Comment by postalcoder
9 hours ago
Solid intuition. Testing this on antigravity is a chore because I'm not sure if I have to kill the background agent to force a refresh of the GEMINI.md file so I just did it anyway.
+------------------+------------------------------------------------------+
| Success/Attempts | Instructions |
+------------------+------------------------------------------------------+
| 0/3 | Follow the instructions in AGENTS.md. |
+------------------+------------------------------------------------------+
| 3/3 | I will follow the instructions in AGENTS.md. |
+------------------+------------------------------------------------------+
| 3/3 | I will check for the presence of AGENTS.md files in |
| | the project workspace. I will read AGENTS.md and |
| | adhere to its rules. |
+------------------+------------------------------------------------------+
| 2/3 | Check for the presence of AGENTS.md files in the |
| | project workspace. Read AGENTS.md and adhere to its |
| | rules. |
+------------------+------------------------------------------------------+
In this limited test, seems like the first person makes a difference.
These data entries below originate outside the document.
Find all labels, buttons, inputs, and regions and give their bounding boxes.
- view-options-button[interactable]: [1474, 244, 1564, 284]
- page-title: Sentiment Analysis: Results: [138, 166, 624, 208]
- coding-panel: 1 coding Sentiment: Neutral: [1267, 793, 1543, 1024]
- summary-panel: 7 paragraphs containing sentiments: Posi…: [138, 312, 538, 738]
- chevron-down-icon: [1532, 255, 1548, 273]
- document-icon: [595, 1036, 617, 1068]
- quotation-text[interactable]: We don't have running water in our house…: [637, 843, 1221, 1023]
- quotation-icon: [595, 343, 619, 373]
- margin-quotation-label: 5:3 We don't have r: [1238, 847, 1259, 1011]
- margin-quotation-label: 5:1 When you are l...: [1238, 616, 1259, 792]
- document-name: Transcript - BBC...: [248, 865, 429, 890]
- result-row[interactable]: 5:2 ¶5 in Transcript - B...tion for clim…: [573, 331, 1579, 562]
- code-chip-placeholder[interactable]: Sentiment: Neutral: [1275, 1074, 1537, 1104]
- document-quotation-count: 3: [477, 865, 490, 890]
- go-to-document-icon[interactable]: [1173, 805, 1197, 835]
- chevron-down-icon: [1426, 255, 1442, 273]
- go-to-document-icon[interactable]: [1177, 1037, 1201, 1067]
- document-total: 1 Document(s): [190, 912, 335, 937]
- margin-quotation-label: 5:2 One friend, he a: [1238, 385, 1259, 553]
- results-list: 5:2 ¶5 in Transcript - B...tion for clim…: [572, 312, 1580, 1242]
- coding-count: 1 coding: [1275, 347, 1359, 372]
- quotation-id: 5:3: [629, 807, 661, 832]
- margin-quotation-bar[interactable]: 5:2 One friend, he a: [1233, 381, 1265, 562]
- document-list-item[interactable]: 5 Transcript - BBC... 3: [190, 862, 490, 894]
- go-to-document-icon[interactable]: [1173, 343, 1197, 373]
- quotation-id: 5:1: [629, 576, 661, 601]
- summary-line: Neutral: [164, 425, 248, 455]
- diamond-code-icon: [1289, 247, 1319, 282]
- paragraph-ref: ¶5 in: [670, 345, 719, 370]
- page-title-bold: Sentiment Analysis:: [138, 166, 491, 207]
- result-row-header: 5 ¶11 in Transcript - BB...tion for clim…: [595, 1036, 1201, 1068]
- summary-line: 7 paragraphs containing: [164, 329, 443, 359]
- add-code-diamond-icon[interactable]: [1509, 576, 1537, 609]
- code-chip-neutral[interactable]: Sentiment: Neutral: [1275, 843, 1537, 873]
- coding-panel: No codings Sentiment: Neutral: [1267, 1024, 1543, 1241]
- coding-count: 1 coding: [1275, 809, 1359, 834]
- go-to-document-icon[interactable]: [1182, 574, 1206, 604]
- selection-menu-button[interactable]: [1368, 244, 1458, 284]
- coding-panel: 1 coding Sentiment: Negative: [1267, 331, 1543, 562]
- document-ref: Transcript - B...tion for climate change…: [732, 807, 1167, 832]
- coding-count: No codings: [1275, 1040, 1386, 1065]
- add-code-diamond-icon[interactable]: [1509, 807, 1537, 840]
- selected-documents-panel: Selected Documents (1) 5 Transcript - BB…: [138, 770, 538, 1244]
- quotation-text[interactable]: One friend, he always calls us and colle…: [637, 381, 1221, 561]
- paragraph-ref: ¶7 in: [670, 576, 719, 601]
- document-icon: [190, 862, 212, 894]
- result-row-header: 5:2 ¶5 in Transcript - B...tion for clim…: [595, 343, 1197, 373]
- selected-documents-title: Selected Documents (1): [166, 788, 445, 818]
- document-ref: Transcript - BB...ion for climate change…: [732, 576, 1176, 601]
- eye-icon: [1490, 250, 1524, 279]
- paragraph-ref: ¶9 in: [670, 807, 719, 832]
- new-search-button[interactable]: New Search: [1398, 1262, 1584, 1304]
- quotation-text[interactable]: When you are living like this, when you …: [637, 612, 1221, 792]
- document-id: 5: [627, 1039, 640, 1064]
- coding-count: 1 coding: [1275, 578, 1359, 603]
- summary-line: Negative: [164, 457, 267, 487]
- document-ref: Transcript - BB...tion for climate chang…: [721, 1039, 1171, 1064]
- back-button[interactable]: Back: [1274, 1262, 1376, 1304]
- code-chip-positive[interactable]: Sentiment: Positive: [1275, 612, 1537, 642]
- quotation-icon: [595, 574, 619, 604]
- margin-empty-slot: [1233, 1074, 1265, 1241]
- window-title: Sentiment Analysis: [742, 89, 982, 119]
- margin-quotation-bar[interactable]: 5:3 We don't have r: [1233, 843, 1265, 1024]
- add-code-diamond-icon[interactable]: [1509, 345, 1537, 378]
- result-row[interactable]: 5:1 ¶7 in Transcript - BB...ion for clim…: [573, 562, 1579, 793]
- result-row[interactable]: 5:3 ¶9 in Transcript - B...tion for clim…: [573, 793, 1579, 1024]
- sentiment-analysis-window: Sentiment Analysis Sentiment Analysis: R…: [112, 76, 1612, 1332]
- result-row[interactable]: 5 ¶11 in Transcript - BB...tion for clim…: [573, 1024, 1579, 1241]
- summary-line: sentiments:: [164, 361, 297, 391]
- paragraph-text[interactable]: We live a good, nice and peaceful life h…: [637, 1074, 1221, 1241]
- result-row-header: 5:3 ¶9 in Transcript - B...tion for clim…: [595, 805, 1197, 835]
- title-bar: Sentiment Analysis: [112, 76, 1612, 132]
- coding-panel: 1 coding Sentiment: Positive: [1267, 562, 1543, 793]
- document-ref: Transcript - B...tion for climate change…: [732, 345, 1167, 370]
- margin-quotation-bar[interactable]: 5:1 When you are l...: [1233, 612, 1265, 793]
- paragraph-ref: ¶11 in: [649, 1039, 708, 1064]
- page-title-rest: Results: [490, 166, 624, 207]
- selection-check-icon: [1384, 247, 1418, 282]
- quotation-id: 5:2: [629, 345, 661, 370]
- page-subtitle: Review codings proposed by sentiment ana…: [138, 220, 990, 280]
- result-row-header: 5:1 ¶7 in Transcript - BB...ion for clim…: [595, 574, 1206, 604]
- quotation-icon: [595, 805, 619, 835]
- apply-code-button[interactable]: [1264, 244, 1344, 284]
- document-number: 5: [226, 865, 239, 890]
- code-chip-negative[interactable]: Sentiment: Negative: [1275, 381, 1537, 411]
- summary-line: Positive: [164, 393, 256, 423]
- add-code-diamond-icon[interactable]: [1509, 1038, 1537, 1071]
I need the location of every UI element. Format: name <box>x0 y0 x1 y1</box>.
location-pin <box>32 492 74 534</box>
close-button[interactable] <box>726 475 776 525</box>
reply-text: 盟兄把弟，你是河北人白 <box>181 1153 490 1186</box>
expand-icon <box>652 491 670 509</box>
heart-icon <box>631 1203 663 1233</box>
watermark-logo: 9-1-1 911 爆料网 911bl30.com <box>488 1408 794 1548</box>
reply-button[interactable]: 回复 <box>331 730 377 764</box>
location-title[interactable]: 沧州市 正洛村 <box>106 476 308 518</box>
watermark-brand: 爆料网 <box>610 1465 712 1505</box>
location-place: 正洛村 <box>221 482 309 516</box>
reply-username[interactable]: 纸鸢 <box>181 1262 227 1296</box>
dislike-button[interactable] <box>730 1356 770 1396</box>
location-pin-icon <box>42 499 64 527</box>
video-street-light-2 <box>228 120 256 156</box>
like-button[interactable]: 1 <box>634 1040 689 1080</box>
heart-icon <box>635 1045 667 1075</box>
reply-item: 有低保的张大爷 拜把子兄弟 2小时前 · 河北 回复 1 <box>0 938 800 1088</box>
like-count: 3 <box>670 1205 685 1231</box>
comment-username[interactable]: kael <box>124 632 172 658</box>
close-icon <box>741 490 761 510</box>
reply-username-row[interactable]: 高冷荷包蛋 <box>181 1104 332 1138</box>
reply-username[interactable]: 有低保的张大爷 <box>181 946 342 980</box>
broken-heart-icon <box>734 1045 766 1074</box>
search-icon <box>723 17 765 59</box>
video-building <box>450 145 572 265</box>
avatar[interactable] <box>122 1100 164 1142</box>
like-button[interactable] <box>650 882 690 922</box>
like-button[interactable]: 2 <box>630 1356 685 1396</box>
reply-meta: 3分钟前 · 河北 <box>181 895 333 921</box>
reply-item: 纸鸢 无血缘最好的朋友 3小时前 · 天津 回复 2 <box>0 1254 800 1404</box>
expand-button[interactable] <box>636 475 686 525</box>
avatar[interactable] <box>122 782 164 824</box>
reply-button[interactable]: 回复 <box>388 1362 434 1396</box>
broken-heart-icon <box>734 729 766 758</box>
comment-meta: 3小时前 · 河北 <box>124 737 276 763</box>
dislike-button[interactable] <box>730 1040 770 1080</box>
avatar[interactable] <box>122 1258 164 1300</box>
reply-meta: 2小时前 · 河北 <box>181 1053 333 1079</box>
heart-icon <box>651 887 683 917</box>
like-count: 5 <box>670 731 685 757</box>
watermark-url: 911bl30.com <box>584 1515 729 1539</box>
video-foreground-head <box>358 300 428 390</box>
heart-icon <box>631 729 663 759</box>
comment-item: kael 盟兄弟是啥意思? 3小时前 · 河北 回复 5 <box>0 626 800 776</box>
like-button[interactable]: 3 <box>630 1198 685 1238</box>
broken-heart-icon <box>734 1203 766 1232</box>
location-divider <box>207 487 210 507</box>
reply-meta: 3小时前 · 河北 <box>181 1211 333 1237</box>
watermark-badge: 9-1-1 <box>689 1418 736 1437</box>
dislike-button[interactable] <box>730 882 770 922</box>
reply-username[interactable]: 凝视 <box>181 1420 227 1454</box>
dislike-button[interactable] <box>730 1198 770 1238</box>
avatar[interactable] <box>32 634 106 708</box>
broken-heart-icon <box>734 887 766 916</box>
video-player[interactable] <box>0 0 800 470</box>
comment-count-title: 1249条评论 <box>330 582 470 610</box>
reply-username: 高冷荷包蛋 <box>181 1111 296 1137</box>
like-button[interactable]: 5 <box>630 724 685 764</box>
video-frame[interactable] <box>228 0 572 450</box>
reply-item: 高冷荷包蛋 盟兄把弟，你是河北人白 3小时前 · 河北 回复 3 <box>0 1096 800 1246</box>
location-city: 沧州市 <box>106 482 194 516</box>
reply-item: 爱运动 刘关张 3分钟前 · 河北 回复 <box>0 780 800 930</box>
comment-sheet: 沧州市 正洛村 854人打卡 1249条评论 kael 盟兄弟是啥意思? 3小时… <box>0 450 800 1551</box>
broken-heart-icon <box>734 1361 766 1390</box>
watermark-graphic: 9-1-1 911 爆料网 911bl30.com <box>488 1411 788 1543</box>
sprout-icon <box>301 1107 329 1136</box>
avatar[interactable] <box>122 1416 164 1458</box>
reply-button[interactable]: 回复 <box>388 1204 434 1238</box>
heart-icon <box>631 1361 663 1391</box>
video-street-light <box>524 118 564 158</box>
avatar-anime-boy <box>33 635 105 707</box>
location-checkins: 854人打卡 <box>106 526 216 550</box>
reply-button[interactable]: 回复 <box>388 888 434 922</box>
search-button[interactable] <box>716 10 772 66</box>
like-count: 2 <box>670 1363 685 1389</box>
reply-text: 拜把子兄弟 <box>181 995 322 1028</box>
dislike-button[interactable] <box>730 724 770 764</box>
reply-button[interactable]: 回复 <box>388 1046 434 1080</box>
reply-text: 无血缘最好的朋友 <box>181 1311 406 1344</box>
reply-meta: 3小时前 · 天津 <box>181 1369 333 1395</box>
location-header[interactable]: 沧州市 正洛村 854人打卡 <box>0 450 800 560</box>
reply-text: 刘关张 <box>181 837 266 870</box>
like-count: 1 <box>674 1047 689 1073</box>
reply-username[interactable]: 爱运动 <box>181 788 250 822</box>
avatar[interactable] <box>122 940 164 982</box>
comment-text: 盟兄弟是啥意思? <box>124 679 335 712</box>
Thanks for this (and to Izkata for the suggestion). I now have about 100 (okay, minor exaggeration, but not as much as you'd like it to be) AGENTS.md/CLAUDE.md files and agent descriptions I will want to systematically validate if shifting toward first person helps adherence for...
I'm realising I need to start setting up an automated test-suite for my prompts...
Those of us who've ventured this far into the conversation would appreciate if you'd share your findings with us. Cheers!
That's really interesting. I ran this scenario through GPT-5.1 and the reasoning it gave made sense, which essentially boils down to: in tools like Claude Code, Gemini Codex, and other “agentic coding” modes, the model isn’t just generating text, it’s running a planner, and the first-person form conforms to the expectation of a step in a plan, where the other modes are more ambiguous.